The Movie Waffler New Release Review - A WORKING MAN | The Movie Waffler

New Release Review - A WORKING MAN

A Working Man review
An ex-Royal Marine turned construction worker calls on his skills when his boss implores him to find his kidnapped daughter.

Review by Eric Hillis

Directed by: David Ayer

Starring: Jason Statham, Jason Flemyng, Merab Ninidze, Maximilian Osinski, Cokey Falkow, Michael Peña, David Harbour

A Working Man poster

Today's employers expect far too much from their workers. They expect you to work through your lunch. To stay on an extra half hour without overtime. To answer phone calls, texts and emails outside of office. To start a war with the Russian mob when your boss's daughter gets herself abducted.

That's the liberty taken by construction magnate Joe Garcia (Michael Peña) towards his site foreman Levon Cade (Jason Statham) when his teenage daughter Jenny (Arianna Rivas) is snatched from a Chicago bar during a night of underage drinking. Levon is an ex-Royal Marine, and Joe knows all about his special set of skills. But Levon has left that life behind. He's a working man now, one who just wants to keep his head down and raise enough money to hire a lawyer that will get him custody of his daughter (Isla Gie) from his late wife's disapproving father. On the other hand, he did promise Jenny that he would always have her back, and so Levon accepts the assignment.

A Working Man review

Movies like A Working Man were two a penny in cinemas a few decades ago, but now they come but once a year and always have Statham in the lead role, now that Liam Neeson has lost his box office appeal. Statham movies tend to fall into one of two camps: the cartoonish (The Beekeeper; Crank; The Meg) and the gritty (Homefront; Hummingbird; Blitz). A Working Man veers between these two modes from scene to scene. It starts off with Statham in gritty mode, the influence of Sylvester Stallone as co-screenwriter palpable in early scenes that focus on the struggles of a big burly working class man to do the right thing by his kid. If it initially seems we're in for something along the lines of the earlier Stallone-scripted Statham vehicle Homefront, which sensitively demythologised the action genre against the backdrop of recession-era small town America, it's not long before we're reminded that we're watching a movie from David Ayer, director of Suicide Squad and The Beekeeper.


The movie gets increasingly cartoonish as Statham finds himself descending further into a John Wick-style criminal underworld populated by Russian mobsters with bad accents and worse fashion sense. By the final act we're in a version of Chicago that doesn't remotely resemble the real world, where gangsters can shoot up nightclubs and stick around for a chit chat without the cops descending upon them.

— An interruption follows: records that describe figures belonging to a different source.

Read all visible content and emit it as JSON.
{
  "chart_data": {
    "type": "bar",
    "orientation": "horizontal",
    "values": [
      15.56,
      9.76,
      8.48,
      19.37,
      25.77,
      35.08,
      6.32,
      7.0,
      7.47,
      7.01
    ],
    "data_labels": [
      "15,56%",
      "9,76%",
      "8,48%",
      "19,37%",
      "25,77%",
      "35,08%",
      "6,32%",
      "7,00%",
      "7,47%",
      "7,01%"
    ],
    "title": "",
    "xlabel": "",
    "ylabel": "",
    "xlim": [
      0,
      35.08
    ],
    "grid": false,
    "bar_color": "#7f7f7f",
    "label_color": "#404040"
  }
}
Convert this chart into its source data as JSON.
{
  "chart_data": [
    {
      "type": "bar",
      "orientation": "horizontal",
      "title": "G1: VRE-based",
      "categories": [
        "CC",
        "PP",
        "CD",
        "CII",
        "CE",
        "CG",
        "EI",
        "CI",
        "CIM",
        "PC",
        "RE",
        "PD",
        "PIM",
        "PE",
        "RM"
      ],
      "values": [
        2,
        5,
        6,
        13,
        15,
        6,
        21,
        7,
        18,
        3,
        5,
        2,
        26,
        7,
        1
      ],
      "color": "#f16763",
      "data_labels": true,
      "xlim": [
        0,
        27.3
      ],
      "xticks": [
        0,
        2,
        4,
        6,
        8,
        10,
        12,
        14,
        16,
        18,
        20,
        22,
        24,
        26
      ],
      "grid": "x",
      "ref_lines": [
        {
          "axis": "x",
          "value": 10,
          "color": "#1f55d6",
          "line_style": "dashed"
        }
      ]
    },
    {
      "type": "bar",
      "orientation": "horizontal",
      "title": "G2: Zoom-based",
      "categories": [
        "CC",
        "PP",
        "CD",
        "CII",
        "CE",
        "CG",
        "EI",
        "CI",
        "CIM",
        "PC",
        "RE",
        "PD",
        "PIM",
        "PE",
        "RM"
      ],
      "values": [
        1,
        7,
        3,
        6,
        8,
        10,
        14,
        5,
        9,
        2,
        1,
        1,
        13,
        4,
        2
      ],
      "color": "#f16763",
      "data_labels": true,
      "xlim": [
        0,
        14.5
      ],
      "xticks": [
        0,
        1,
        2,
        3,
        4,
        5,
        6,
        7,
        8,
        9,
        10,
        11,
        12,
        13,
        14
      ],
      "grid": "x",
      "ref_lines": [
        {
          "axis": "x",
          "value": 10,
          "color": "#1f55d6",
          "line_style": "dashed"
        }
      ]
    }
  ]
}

We're also left scratching our heads as to why Russian sex traffickers would want the hassle of nabbing American girls from MidWest metropolises rather than simply snatching teens from Russian villages, but I guess sex trafficking is the new Satanic panic, a moral scare that doesn't make much sense once you question its logistics.

A Working Man review

Ayer is one of those directors who loves the action genre yet has never really displayed any proficiency within it. His action scenes are of the "shake the camera, cut quickly and hope for the best" variety. All of the set-pieces here take place in dimly lit rooms so as to disguise the fact that the movie's leading man is now the wrong side of 50 and no longer capable of the sort of beefcake ballet he displayed in the likes of the Transporter films. There's no impact to any of the action here, and we're forced to yearn for the days when movies like The Wild Bunch and Commando would have their over the top action finales play out in broad daylight, allowing us to actually bask in the bloody carnage.


Movies about men being plunged into an unfamiliar criminal underworld on a quest for justice work best when the hero is an out-of-depth everyman rather than an indestructible force of nature like Levon Cade. If the hero is always the scariest person in the room, even when surrounded by numerous gun-toting gopniks, it's difficult to develop any tension from such scenarios. We never feel like Levon if is in any sort of danger here. He might as well be Batman.

A Working Man review

In the past, movies like this would always team the gruff male hero up with a sassy young woman who acts as a guide to the world he's trying to infiltrate (while often mocking his macho ideals). It's a trope that's sorely missed here. Watching Levon work alone isn't half as fun as seeing him trade quips with some reluctant sidekick.

You likely already know what you're going to get from A Working Man. It goes through the motions, but in a way that suggests everyone involved is simply clocking in and clocking out with little interest in the quality of their craft. A Working Man is no labour of love.

A Working Man is in UK/ROI cinemas from March 28th.